Load Balancing and Fail Over
While it’s possible to just split the requests between all servers, this could cause ‘deadlocks’ if the same data is updated by different requests at the same time.
This can be minimized by splitting read/writes, and sending the writes to one server. More on that to come.
Benchmarking
To benchmark, there’s lots of programs out there. I used sysbench
. Here’s how I did it.
First, make a sbtest
user and database. I set a password for it too.
[root@host02]: mysql -u root -p
And at the MariaDB
prompt:
CREATE DATABASE sbtest;
CREATE USER 'sbtest'@'%' IDENTIFIED BY 'PASSWORD';
GRANT ALL PRIVILEGES ON sbtest.* TO 'sbtest'@'%' WITH GRANT OPTION;
FLUSH PRIVILEGES;
Remember, you only have to do this on once and it will sync to the whole cluster.

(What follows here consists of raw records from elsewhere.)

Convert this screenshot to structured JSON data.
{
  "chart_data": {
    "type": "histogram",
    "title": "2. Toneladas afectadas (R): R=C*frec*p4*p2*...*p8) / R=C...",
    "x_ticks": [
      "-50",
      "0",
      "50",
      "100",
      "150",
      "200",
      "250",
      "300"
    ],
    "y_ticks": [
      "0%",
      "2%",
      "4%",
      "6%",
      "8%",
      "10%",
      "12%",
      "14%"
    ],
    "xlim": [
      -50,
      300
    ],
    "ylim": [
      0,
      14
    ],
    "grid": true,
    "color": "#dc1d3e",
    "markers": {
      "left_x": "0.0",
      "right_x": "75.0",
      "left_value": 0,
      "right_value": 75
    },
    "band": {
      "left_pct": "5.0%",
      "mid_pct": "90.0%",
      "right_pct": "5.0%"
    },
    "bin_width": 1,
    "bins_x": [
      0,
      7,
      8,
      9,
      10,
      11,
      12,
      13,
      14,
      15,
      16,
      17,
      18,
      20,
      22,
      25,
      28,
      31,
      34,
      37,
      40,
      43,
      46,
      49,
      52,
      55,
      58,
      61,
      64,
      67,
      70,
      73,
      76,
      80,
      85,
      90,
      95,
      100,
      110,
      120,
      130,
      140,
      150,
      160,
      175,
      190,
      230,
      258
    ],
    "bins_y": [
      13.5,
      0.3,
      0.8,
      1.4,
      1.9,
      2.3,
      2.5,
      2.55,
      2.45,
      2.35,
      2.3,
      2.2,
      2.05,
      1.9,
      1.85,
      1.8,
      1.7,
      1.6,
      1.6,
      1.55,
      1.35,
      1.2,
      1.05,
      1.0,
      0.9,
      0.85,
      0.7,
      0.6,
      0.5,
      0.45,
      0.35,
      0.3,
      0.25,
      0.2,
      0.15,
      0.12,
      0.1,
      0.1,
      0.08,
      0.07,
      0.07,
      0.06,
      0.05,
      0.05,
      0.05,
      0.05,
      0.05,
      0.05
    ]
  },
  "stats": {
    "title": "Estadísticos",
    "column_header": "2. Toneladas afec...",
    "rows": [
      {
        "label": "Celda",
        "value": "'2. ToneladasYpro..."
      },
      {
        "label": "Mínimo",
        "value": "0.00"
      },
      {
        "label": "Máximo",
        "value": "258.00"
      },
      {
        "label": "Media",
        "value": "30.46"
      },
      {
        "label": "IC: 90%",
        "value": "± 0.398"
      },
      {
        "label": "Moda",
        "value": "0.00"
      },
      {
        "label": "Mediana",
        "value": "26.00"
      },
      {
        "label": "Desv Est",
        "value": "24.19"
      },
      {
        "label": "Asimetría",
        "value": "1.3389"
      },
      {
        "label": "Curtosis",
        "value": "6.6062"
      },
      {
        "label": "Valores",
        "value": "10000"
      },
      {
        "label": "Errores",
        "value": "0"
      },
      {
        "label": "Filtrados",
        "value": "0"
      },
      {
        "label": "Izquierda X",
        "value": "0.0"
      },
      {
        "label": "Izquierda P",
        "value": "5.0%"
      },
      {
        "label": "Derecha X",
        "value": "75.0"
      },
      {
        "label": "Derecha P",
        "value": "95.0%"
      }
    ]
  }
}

In this we will assume the host HOST
is your load balancer or gateway to your cluster. Change it according to how you set up your cluster.
First, prepare the database:
sysbench --test=oltp --mysql-host=HOST --db-driver=mysql \
--mysql-port=3306 --mysql-db=sbtest --mysql-password=PASSWORD cleanup
sysbench --test=oltp --mysql-host=HOST --db-driver=mysql \
--mysql-port=3306 --mysql-db=sbtest --mysql-password=PASSWORD prepare
Then we can run the read/write test. This will run it for 60 seconds and show the results:
sysbench --test=oltp --mysql-host=HOST --db-driver=mysql \
--mysql-port=3306 --mysql-db=sbtest --mysql-password=PASSWORD \
--max-time=60 --max-requests=0 run
Now run the read-only one:
sysbench --test=oltp --mysql-host=HOST --db-driver=mysql \
--mysql-port=3306 --mysql-db=sbtest --mysql-password=PASSWORD \
--max-time=60 --max-requests=0 --oltp-read-only=on run
There are other options like --mysql-engine-trx=yes
and --oltp-connect-delay=0
that you can try, but I’ll leave that to you.
Restarting Broken Cluster
I had my entire cluster go down. Trying to start them up, no server would take the lead, which is understandable. No one’s the leader, and none of them want to take it in case they break something. So, per the note in the logs, I went ahead and edited /var/lib/mysql/grastate.dat and set safe_to_bootstrap to 1.
cat /var/lib/mysql/grastate.dat
That should output something like:
# GALERA saved state
version: 2.1
uuid: xxxxxxx-xxx-xxxxx-xxxxxxx
seqno: -1
safe_to_bootstrap: 1
Of course I had a backup of all my data. Just in case. Never do this unless you have to.
Make sure all your mysql instances are down. Pick one as the Primary. I picked the one that I knew was the last one running before they went down.
Then run ‘galera_new_cluster’ on it. It started and just sat there. Looking at the logs:
Flow-control interval: [16, 16]
Restored state OPEN -> JOINED (433557)
WSREP: Member 0.0 (pod01) synced with group.
WSREP: Shifting JOINED -> SYNCED (TO: 433557)
WSREP: New cluster view: global state: 4f81e556-f01d-11e6-91fa-462bd707f4d5:433557, view# 1: Primary, number of nodes: 1, my index: 0, protocol version 3
...
Started MariaDB database server
It then forked from the terminal. I started up the other ones normally (systemctl start mariadb
) and all of them showed up as synced and part of the cluster.
Member x synced with group
And that’s how I got it back up. Checked my data and it was all still there. Nothing lost but some time.
Lesson learned: It’s a cluster and as such needs at least 2 working nodes up and connected to be able to keep the running state.
Conclusion
Setting up a Galera Cluster isn’t very hard, and can present some great speed benefits as well as failover.
And as for the opening image, it’s from some interacting galaxies called “Arp 273”, posted at NASA in 2010.
From NASA’s page (Archived version, as NASA removed the page):
The larger of the spiral galaxies, known as UGC 1810, has a disk that is distorted into a rose-like shape by the gravitational tidal pull of the companion galaxy below it, known as UGC 1813. This image is a composite of Hubble Wide Field Camera 3 data taken on December 17, 2010, with three separate filters that allow a broad range of wavelengths covering the ultraviolet, blue, and red portions of the spectrum.